Heldenkarten bringen zusätzliche Spannung in das digitale Kartenspiel. Die Helden entstammen dem Rollenspieluniversum von The Witcher und bieten Kartenstrategen besondere Fähigkeiten, um dem Gegner das Leben schwerer zu machen. Bei der optischen Qualität von Gwent haben die Designer von CD Projekt Red ganze Arbeit geleistet: Nicht nur die Illustrationen der Karten überzeugen, auch die 3D-Modelle sorgen für große Augen und verleihen dem Witcher-Kartenspiel einen einzigartigen Look.
Wer digitale Kartenspiele mag, der wird um einen Ausflug in das Witcher-Universum nicht herumkommen. Gwent spielte sich bereits in der internen Alpha hervorragend und machte einen runden Gesamteindruck. Das Einzel- und Multiplayer-Kartenspiel hat uns nicht nur optisch und akustisch überzeugt, sondern punktete durch ein verfeinertes Gameplay, das im Gegensatz zum ursprünglichen Minispiel auf ein ausgeklügeltes Synergie-System setzt. Gwent ist bereits in der jetzigen Form ein echtes Kartenspiel-Highlight und wird sich einen Stammplatz neben den aktuellen Toptiteln sichern. Was langfristig aus Gwent wird, entscheiden nicht nur die Fans, sondern auch die Entwickler mit ihrer Designstrategie. Regelmäßiger Kartennachschub ist ebenso angekündigt, wie die, für Free-2-Play-Games obligatorischen In-Game-Käufe.

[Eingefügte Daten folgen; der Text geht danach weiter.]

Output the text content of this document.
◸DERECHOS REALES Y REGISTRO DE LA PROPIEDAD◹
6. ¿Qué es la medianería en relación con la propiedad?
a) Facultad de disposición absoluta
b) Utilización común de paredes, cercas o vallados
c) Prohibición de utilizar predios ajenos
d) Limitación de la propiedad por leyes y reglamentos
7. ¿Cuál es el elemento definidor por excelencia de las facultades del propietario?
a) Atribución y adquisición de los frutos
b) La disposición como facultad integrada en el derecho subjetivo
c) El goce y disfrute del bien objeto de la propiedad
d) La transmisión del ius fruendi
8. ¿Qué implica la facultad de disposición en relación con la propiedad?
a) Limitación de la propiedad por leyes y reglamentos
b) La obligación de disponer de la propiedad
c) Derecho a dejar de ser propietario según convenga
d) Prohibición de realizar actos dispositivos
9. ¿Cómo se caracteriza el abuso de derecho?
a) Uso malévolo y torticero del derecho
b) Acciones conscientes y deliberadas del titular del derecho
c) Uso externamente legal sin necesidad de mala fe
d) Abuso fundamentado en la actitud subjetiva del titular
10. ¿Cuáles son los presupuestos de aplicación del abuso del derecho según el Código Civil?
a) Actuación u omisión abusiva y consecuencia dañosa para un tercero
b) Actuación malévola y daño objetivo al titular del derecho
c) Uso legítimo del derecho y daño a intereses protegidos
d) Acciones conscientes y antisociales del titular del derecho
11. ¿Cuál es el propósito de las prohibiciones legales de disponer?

Tendenziell wird sich Gwent – The Witcher Card Game innerhalb unseres Bewertungssystem bei 4 oder 5 Sternen ansiedeln, soviel lässt sich bereits anhand der gespielten Inhalte sagen. Wer sich für die Beta noch nicht registriert hat, kann dies übrigens ab sofort auf der offiziellen Webseite zu Gwent – The Witcher Card Game tun.